As crianças estão convencidas de que as coisas são funções do seu nome. Os poetas sabem quão profundo e solene é o ato de inventar um nome para um gato. Nomear significa individualizar o arquétipo dominante. Para os índios da América, encontrar esse nome era uma tarefa crucial, ainda que enfrentada com alegria, com um “canto de nomeação” bem-humorado.

Exemplar é o caso recolhido por Howard Norman entre os índios Cree do Canadá; era preciso encontrar um nome para uma moça que um dia Ficou encostada numa árvore e franziu o rosto bem apertado, seu rosto feito casca de árvore. Mas, continua a canção, assim que a olhavam, ela relaxava o rosto e explicava que um pica-pau a havia assustado. No entanto, não havia sinal algum de um pica-pau.

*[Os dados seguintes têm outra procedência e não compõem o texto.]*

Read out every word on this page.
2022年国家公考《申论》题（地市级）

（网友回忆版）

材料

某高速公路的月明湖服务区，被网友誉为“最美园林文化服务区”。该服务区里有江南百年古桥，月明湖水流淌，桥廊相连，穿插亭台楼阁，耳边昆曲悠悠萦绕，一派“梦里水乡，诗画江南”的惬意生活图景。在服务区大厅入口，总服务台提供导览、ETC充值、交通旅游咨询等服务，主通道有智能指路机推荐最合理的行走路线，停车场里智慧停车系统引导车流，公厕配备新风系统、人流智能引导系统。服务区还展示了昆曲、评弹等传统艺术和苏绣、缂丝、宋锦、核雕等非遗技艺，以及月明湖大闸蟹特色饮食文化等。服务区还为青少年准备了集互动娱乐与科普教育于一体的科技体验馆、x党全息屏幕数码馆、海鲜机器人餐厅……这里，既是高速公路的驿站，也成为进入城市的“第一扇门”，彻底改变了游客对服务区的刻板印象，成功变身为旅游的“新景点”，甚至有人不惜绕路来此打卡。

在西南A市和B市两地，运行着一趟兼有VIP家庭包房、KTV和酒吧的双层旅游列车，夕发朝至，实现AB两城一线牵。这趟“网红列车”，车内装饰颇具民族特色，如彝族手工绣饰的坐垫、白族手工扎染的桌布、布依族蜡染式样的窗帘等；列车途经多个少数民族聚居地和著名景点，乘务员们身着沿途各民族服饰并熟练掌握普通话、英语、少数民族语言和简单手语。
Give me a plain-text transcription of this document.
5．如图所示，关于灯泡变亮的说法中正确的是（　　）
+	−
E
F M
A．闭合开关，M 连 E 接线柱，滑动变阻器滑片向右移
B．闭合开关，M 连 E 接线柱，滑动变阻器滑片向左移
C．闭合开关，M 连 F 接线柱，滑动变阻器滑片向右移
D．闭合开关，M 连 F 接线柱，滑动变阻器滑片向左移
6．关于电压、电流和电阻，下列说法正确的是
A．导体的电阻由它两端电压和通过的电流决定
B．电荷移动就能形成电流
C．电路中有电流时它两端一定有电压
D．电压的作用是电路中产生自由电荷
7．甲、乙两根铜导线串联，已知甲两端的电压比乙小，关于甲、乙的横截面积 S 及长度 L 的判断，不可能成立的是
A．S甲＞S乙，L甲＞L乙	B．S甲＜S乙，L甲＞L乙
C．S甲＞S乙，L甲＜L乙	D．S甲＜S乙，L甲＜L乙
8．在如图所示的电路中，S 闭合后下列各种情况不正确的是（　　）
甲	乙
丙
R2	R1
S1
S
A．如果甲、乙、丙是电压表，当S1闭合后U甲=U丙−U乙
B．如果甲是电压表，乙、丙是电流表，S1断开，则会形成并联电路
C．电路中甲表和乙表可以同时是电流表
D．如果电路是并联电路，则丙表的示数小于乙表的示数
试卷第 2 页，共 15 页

Outro dia, a moça estava tomando banho no lago e segurava nos juncos, “com as pernas boiando atrás dela”, e parada assim, de repente, fazia uma cara de sapo. Logo aplainava o rosto e contava que um sapo a havia perseguido. Mas ninguém via sapo algum.

Até que, certa vez, a moça sentou-se ao lado de um velhinho até que seus rostos se tocaram e o rosto dela voltou a se franzir. Deram-lhe o nome de Velhinho-Tronco.

Um nome próprio é um paradoxo; ao contrário dos nomes comuns, não designa uma classe, mas estenografa um destino, o princípio que organiza uma vida.

Nome e forma descrevem as coisas, mas primeiro vem o nome, porque reflete o arquétipo ao qual elas pertencem. Quando uma coisa se altera, quer um novo nome próprio, que reflita o arquétipo diferente que agora a governa. Sinônimo de “nome” é “honra”: aquilo que liga o homem, o encantamento social que lhe foi feito.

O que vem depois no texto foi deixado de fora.